Geldanlage: Sparen mit Fonds

Sabine Hildebrandt-Woeckel
Auch wenn die meisten Studenten und Berufseinsteiger nur Minibeträge übrig haben, sind Investmentfonds ideal, um schon mal erste kleine Sparsummen auf die Seite zu schaffen. Im ersten Teil unseres Geldanlage 1x1 zeigen wir, wie es geht.

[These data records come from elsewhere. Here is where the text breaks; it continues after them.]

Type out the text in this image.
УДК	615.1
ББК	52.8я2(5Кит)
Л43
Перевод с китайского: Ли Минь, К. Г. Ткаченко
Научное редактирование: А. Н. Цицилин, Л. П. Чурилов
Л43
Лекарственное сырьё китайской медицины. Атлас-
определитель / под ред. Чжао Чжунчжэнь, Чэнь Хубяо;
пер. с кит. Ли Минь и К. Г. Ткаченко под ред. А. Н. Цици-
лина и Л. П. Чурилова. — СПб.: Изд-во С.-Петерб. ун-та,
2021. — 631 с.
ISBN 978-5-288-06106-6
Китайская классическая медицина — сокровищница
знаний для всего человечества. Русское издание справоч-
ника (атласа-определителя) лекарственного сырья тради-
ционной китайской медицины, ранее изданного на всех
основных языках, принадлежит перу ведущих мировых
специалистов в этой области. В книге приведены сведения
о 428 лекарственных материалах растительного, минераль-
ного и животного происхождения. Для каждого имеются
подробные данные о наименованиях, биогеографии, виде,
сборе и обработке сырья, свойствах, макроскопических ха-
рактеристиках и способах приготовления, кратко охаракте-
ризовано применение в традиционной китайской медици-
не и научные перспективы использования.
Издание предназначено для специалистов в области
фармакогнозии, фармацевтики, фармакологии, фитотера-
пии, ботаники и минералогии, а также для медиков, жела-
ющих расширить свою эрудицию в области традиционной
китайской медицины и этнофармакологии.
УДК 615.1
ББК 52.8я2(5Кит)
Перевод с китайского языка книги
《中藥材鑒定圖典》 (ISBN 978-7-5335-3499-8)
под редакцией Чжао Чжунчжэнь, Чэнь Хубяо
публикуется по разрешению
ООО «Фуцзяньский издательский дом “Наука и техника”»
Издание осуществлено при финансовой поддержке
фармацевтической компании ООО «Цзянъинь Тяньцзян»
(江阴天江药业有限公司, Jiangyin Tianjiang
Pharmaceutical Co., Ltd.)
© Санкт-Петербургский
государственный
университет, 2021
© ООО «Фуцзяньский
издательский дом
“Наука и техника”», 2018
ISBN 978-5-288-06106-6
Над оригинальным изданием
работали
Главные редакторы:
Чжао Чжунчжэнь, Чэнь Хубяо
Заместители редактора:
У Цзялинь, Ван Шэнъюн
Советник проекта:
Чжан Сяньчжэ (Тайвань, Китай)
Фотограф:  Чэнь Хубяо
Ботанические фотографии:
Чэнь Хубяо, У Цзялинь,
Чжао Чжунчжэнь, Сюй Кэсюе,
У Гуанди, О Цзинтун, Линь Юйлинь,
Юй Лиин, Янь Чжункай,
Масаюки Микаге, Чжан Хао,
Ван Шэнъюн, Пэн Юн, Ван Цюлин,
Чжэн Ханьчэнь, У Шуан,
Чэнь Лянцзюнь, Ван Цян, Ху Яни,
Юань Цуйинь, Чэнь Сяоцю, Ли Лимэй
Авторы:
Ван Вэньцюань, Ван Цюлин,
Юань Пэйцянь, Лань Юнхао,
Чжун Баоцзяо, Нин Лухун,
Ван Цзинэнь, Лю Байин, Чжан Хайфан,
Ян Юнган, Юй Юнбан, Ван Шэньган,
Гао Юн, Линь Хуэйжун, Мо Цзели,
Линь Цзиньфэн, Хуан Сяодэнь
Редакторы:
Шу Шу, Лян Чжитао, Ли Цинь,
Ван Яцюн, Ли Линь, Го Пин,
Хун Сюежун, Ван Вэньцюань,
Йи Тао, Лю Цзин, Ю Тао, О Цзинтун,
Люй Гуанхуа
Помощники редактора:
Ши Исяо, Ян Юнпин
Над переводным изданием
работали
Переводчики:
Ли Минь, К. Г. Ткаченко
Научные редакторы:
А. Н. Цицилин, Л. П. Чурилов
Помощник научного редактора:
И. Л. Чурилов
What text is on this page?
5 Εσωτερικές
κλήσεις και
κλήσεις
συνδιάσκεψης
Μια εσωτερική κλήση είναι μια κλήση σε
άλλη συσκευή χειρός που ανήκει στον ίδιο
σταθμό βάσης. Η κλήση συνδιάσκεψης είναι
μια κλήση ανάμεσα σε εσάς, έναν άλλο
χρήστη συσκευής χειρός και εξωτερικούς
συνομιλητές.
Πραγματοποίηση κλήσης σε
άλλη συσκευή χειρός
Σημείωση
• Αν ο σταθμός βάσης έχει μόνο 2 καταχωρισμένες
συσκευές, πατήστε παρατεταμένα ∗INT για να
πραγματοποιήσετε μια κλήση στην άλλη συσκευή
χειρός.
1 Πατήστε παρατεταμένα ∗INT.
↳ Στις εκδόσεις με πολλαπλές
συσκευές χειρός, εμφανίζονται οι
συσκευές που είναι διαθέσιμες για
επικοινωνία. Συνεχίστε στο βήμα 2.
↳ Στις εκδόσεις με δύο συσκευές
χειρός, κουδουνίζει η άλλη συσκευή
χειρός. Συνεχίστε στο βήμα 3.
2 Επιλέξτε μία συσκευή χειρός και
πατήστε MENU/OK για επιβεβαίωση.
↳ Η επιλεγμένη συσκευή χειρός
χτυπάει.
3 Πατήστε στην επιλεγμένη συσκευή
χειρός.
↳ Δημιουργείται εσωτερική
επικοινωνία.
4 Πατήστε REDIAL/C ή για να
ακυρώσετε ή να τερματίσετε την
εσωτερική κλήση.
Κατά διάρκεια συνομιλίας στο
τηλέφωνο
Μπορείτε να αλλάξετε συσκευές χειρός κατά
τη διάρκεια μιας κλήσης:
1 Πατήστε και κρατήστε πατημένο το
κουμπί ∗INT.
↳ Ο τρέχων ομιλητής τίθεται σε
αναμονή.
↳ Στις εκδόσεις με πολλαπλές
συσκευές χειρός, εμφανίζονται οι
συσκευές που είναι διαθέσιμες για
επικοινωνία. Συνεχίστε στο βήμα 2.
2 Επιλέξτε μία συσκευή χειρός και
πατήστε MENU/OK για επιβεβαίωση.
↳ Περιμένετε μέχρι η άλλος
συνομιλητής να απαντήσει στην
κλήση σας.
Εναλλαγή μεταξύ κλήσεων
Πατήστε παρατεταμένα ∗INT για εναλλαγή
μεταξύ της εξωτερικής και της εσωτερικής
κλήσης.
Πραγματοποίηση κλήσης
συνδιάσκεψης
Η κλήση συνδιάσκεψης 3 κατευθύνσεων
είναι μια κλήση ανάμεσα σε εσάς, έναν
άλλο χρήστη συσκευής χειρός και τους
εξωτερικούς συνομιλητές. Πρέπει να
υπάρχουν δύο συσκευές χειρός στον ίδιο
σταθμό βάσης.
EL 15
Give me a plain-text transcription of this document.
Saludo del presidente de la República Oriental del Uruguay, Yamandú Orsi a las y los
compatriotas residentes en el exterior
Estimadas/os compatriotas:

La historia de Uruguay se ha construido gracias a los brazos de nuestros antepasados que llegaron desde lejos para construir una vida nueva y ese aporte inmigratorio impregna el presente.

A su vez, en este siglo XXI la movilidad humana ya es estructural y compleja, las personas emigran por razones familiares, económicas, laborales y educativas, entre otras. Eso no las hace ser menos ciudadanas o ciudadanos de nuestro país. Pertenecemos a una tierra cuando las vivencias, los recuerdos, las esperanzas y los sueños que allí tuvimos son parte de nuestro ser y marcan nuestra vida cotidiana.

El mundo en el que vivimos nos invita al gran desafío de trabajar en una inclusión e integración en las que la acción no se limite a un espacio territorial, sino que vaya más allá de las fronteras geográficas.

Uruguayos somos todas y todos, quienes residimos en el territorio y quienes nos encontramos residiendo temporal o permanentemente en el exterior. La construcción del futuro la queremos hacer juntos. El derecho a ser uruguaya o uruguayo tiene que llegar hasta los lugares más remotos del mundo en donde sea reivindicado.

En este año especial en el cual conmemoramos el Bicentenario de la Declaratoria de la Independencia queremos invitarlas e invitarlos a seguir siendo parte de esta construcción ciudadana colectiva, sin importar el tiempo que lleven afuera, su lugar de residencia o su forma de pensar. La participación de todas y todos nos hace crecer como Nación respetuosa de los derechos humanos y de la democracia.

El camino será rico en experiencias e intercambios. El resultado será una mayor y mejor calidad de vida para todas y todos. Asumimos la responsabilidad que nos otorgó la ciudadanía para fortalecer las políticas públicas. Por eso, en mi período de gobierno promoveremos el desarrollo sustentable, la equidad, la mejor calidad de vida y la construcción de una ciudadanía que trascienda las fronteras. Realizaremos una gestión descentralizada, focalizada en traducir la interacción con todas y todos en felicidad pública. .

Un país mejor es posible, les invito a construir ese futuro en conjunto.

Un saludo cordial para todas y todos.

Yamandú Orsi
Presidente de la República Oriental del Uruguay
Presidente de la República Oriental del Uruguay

Selbst kleine Beträge clever investierenFoto: © svair - aboutpixel.de
Vom Sparen halten die Deutschen viel - zu diesem Fazit kommen mittlerweile so gut wie alle Umfragen, die Banken, Versicherungen und staatliche Stellen in der deutschen Bevölkerung so vornehmen lassen. Die Erkenntnis, dass es wohl besser ist, die Vorsorge etwas mehr in die eigenen Hände zu nehmen, hat sich in den Köpfen etabliert. Insofern verblüfft das gleich lautende Studienergebnis nicht, das kürzlich von Axa Investment Managers und TNS Infratest veröffentlicht wurde.Doch die Untersuchung brachte noch etwas anderes zu Tage: Obwohl hierzulande seit Jahren über private Altersvorsorge diskutiert wird und Investmentfonds nach übereinstimmender Meinung aller Finanzexperten zu den wichtigsten Vorsorgebausteinen gehören, weiß fast die Hälfte der Deutschen so gut wie nichts über diese Anlageform. "Ein erschreckendes Ergebnis", findet die Münchner Finanzberaterin Sylvia Gensler, dennoch kein überraschendes. Immer wieder erlebt sie, dass gerade auch junge Leute, für die diese Anlageart besonders geeignet ist, überhaupt keine Vorstellung haben, was ein Fondssparplan eigentlich ist, oder - schlimmer noch - sogar aus Angst vor vermeintlich unkalkulierbaren Risiken davor zurückschrecken.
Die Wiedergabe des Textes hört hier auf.